No ano passado, os chineses forneceram 38% do total importado pelo Brasil em defensivos, segundo levantamento do Itaú BBA com base em dados da Secretaria de Comércio Exterior (Secex). O glifosato, um dos herbicidas mais utilizados na agricultura brasileira, foi 99% fornecido ao país pela China em 2019.
Cientes deste cenário, os agricultores brasileiros podem antecipar as aquisições de insumos que serão utilizados na safra 2020/21, que será plantada a partir de setembro deste ano, mas Garcia diz que as primeiras compras realizadas tendem a ser de fertilizantes e sementes.
"É cedo para traçar perspectivas concretas sobre a aquisição de defensivos no ano. Também precisamos de mais informações sobre o clima, que interfere na janela de plantio e na proliferação de doenças na lavoura. A tendência, porém, é de vendas maiores porque a área plantada tem potencial para crescer mais", afirma o executivo do sindicato.
Na safra atual, de 2019/20, a área plantada com grãos avançou 2,4% em relação à temporada anterior, para 64,8 milhões de hectares, conforme dados da Companhia Nacional de Abastecimento (Conab).
Do ponto de vista da demanda, o presidente do Sindiveg avalia que tanto a questão da área cultivada quanto o nível de capitalização dos agricultores são indicadores positivos para o consumo de defensivos.
"A valorização do câmbio beneficia o agricultor e, enquanto compradora, a China continua demandando alimentos do Brasil", afirmou.
Para ele, setores como o de açúcar e de café também passam por momentos favoráveis ao consumo de agroquímicos.
"O dólar alto onera os custos dos insumos importados, mas os produtores também estão travando as vendas de soja, por exemplo, em patamares excepcionais de preço", argumenta.
APLICAÇÃO AVANÇA
Segundo levantamento encomendado à consultoria Spark pelo Sindiveg, o mercado de defensivos agrícolas cresceu cerca de 6% "em dólar de produto aplicado", com uma movimentação próxima a 13,7 bilhões de dólares.
O dado refere-se ao valor que o agricultor negociou o produto que foi aplicado no campo, e não corresponde ao faturamento das indústrias, alertou o presidente da associação.
O estudo apontou ainda que, apesar do avanço mercado, o custo médio por produto aplicado diminuiu 2%, de 9,09 dólares para 8,90 dólares no comparativo anual, o que sinaliza que a relação de troca foi mais favorável ao produtor rural.

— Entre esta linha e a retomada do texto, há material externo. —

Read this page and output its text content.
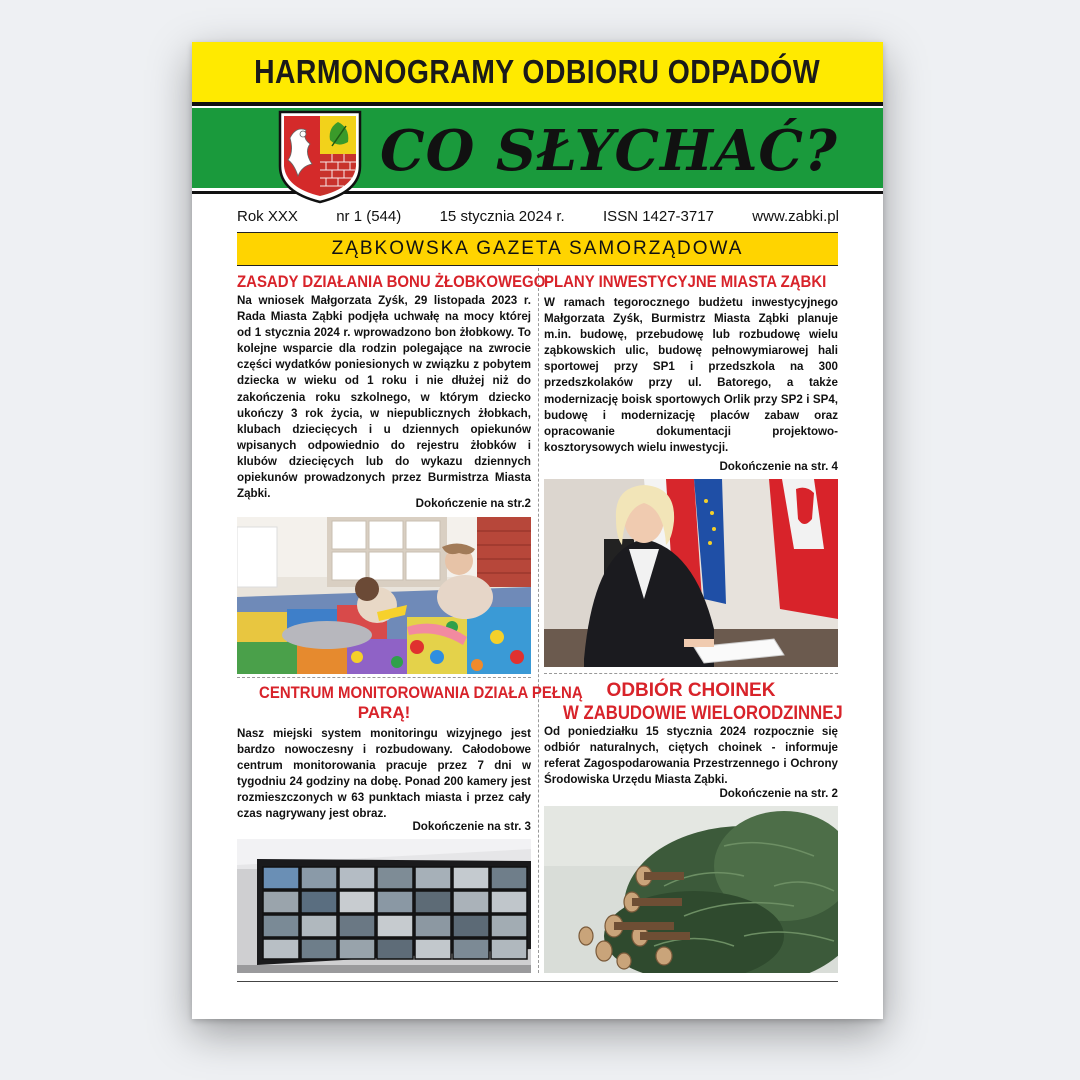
HARMONOGRAMY ODBIORU ODPADÓW
CO SŁYCHAĆ?
Rok XXX	nr 1 (544)	15 stycznia 2024 r.	ISSN 1427-3717	www.zabki.pl
ZĄBKOWSKA GAZETA SAMORZĄDOWA
ZASADY DZIAŁANIA BONU ŻŁOBKOWEGO
Na wniosek Małgorzata Zyśk, 29 listopada 2023 r. Rada Miasta Ząbki podjęła uchwałę na mocy której od 1 stycznia 2024 r. wprowadzono bon żłobkowy. To kolejne wsparcie dla rodzin polegające na zwrocie części wydatków poniesionych w związku z pobytem dziecka w wieku od 1 roku i nie dłużej niż do zakończenia roku szkolnego, w którym dziecko ukończy 3 rok życia, w niepublicznych żłobkach, klubach dziecięcych i u dziennych opiekunów wpisanych odpowiednio do rejestru żłobków i klubów dziecięcych lub do wykazu dziennych opiekunów prowadzonych przez Burmistrza Miasta Ząbki.
Dokończenie na str.2
PLANY INWESTYCYJNE MIASTA ZĄBKI
W ramach tegorocznego budżetu inwestycyjnego Małgorzata Zyśk, Burmistrz Miasta Ząbki planuje m.in. budowę, przebudowę lub rozbudowę wielu ząbkowskich ulic, budowę pełnowymiarowej hali sportowej przy SP1 i przedszkola na 300 przedszkolaków przy ul. Batorego, a także modernizację boisk sportowych Orlik przy SP2 i SP4, budowę i modernizację placów zabaw oraz opracowanie dokumentacji projektowo-kosztorysowych wielu inwestycji.
Dokończenie na str. 4
CENTRUM MONITOROWANIA DZIAŁA PEŁNĄ
PARĄ!
Nasz miejski system monitoringu wizyjnego jest bardzo nowoczesny i rozbudowany. Całodobowe centrum monitorowania pracuje przez 7 dni w tygodniu 24 godziny na dobę. Ponad 200 kamery jest rozmieszczonych w 63 punktach miasta i przez cały czas nagrywany jest obraz.
Dokończenie na str. 3
ODBIÓR CHOINEK
W ZABUDOWIE WIELORODZINNEJ
Od poniedziałku 15 stycznia 2024 rozpocznie się odbiór naturalnych, ciętych choinek - informuje referat Zagospodarowania Przestrzennego i Ochrony Środowiska Urzędu Miasta Ząbki.
Dokończenie na str. 2
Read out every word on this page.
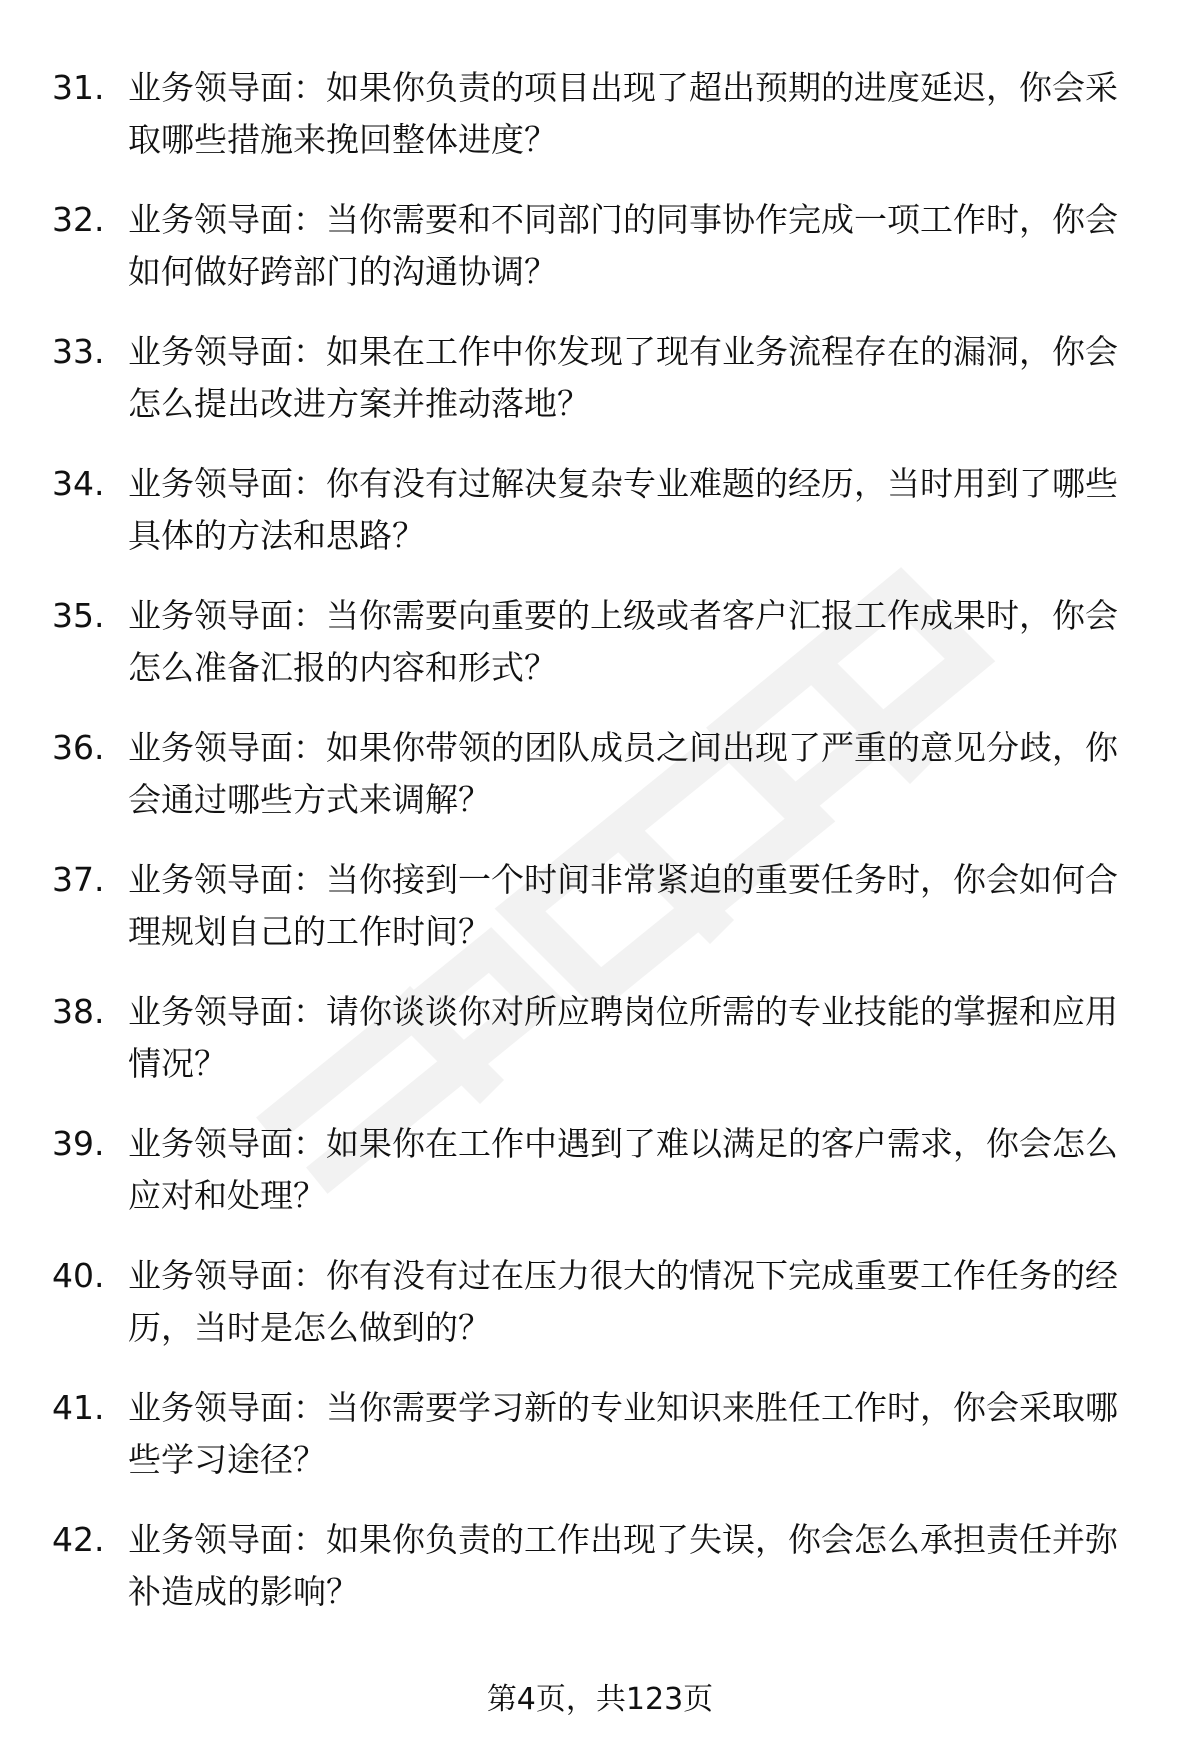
31. 业务领导面：如果你负责的项目出现了超出预期的进度延迟，你会采取哪些措施来挽回整体进度？
32. 业务领导面：当你需要和不同部门的同事协作完成一项工作时，你会如何做好跨部门的沟通协调？
33. 业务领导面：如果在工作中你发现了现有业务流程存在的漏洞，你会怎么提出改进方案并推动落地？
34. 业务领导面：你有没有过解决复杂专业难题的经历，当时用到了哪些具体的方法和思路？
35. 业务领导面：当你需要向重要的上级或者客户汇报工作成果时，你会怎么准备汇报的内容和形式？
36. 业务领导面：如果你带领的团队成员之间出现了严重的意见分歧，你会通过哪些方式来调解？
37. 业务领导面：当你接到一个时间非常紧迫的重要任务时，你会如何合理规划自己的工作时间？
38. 业务领导面：请你谈谈你对所应聘岗位所需的专业技能的掌握和应用情况？
39. 业务领导面：如果你在工作中遇到了难以满足的客户需求，你会怎么应对和处理？
40. 业务领导面：你有没有过在压力很大的情况下完成重要工作任务的经历，当时是怎么做到的？
41. 业务领导面：当你需要学习新的专业知识来胜任工作时，你会采取哪些学习途径？
42. 业务领导面：如果你负责的工作出现了失误，你会怎么承担责任并弥补造成的影响？
第4页，共123页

A pesquisa contou com a participação de 18 mil agricultores, em toda a fronteira agrícola nacional, focando os principais cultivos, como soja, cana, milho, algodão e café, que representam cerca de 80% da aplicação de agroquímicos no país.
À Reuters, Garcia contou que algumas pragas estão cada vez mais resistentes e, para controlar isso, o agricultor precisa utilizar diferentes combinações de defensivos.
"Este é nosso principal gargalo. Precisamos de modernização nas leis para registro de produtos novos, para que um único agente possa substituir esta combinação de produtos que, em alguns casos, já estão defasados", diz.
Já o volume de produto aplicado por hectare diminuiu 1% na variação anual, para 0,63 quilo por hectare.
"Trata-se de uma tendência natural. De modernização dos equipamentos utilizados no processo e também da otimização nas aplicações feita pelo produtor", explicou.